Moving from the capital to succeed Peter Bolton, the 34-year-old is convinced he has a sound foundation to build on.

"It's been very much a music festival with excursions into dance and comedy over the past two years," he says. "One of my passions is the theatre side and I would like to try and expand that side working with the Theatre Royal and the Playhouse, who already do tremendous work.

"Norwich has got everything Edinburgh has in terms of the spaces and I find it terribly seductive.

"The template is there and that has been built up by the previous directors and festival team."

Before arriving at the National he was a resident director at the Wilde Theatre in Bracknell, Berkshire, working as Jack Holloway to avoid confusion with another director who shares his name.

A former chorister at Sheffield he decided on a career in the arts as a teenager and left Exeter University with a degree in drama.
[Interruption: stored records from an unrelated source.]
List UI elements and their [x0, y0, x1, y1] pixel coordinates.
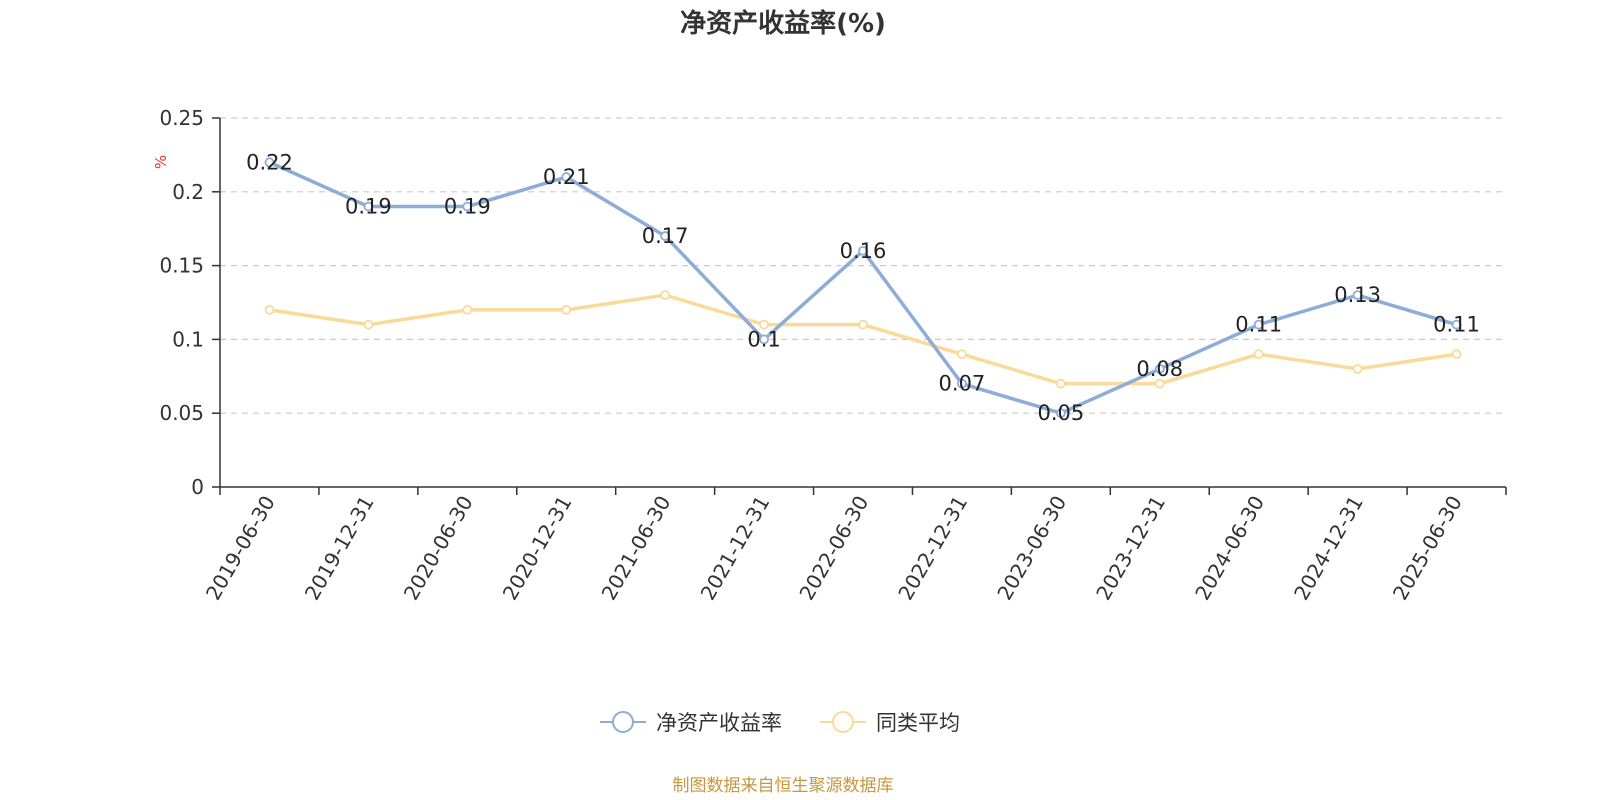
data-point	[462, 201, 473, 212]
data-label: 0.07	[939, 372, 986, 396]
legend[interactable]: 净资产收益率 同类平均	[600, 711, 960, 735]
data-label: 0.17	[642, 224, 689, 248]
chart-title: 净资产收益率(%)	[680, 8, 886, 39]
y-tick-label: 0.1	[172, 327, 204, 351]
data-label: 0.21	[543, 165, 590, 189]
data-point	[957, 378, 967, 389]
legend-label: 同类平均	[876, 711, 960, 735]
data-point	[264, 157, 275, 168]
x-tick-label: 2021-12-31	[696, 492, 775, 605]
x-tick-label: 2019-06-30	[201, 492, 280, 605]
y-axis-unit: %	[152, 155, 170, 169]
data-label: 0.13	[1334, 283, 1381, 307]
data-label: 0.11	[1235, 313, 1282, 337]
data-label: 0.22	[246, 150, 293, 174]
x-tick-label: 2025-06-30	[1388, 492, 1467, 605]
legend-item[interactable]: 同类平均	[820, 711, 960, 735]
data-point	[660, 231, 671, 241]
data-point	[858, 245, 868, 256]
data-source-note: 制图数据来自恒生聚源数据库	[673, 776, 894, 796]
axes: 0 0.05 0.1 0.15 0.2 0.25 2019-06-30 2019-12-31 2…	[159, 106, 1507, 605]
data-point	[1154, 378, 1165, 389]
data-label: 0.19	[345, 195, 392, 219]
data-point	[561, 172, 572, 182]
data-label: 0.11	[1433, 313, 1480, 337]
data-point	[1253, 349, 1264, 360]
legend-marker	[612, 711, 634, 733]
x-tick-label: 2020-06-30	[399, 492, 478, 605]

But he is looking forward to the new challenges after moving from the National.

"They were so good at what they do you just have to be on top form all the time," he says of Nunn and Hytner.

"Everybody at the National is a specialist. If you've got a prop that needs making it will be made by the best prop maker in the world.

"But I have a sense that if you took away any festival in London it doesn't matter. London is vastly overrated and everybody thinks if it is in London, it must be worthwhile. But most of the great festivals are outside London in places like Leeds, Nottingham and Bristol.

So what should we expect next year?

"Talks are ongoing with the Britten Sinfonia, the Tallis Scholars, and City of London Sinfonia," he confides. "But we are also in talks with a lot of other companies and artists.

"One of the things we hope to do is an outside performance of the Magic Flute. It's by Les Grooms in France. It's an absolutely beautiful production and the audience moves from site to site. It will bring people to opera who have never seen opera.

"I'm also in conversation with a French company who have a large show involving 15 drummers and a crane which goes up above the audience.

"If we can find the money to do that it will double the audience of the festival overnight!"

While a sponsorship deal with railway company 'one' is in the pipeline, raising the funds to meet his ambitions will be key to the festival's success.

"The difficulty is that it costs money and finding the sponsors willing to sponsor work they haven't seen before is difficult, but it's looking promising.

"If this is a world class festival, the work must be first class," he insists. "It should be a place where international artists and performers go and professionals are travelling to see the work."

He also wants to create a buzz around the festival and persuade everybody in the county that it's an event for them.

Things are largely in place for 2005, but he feels that in two years' time he will have a blank canvas from which to work.

"My sense is that 2006 will really feel very different," he adds. "What a festival should do is say 'this is the place to be and this is the time to be here'".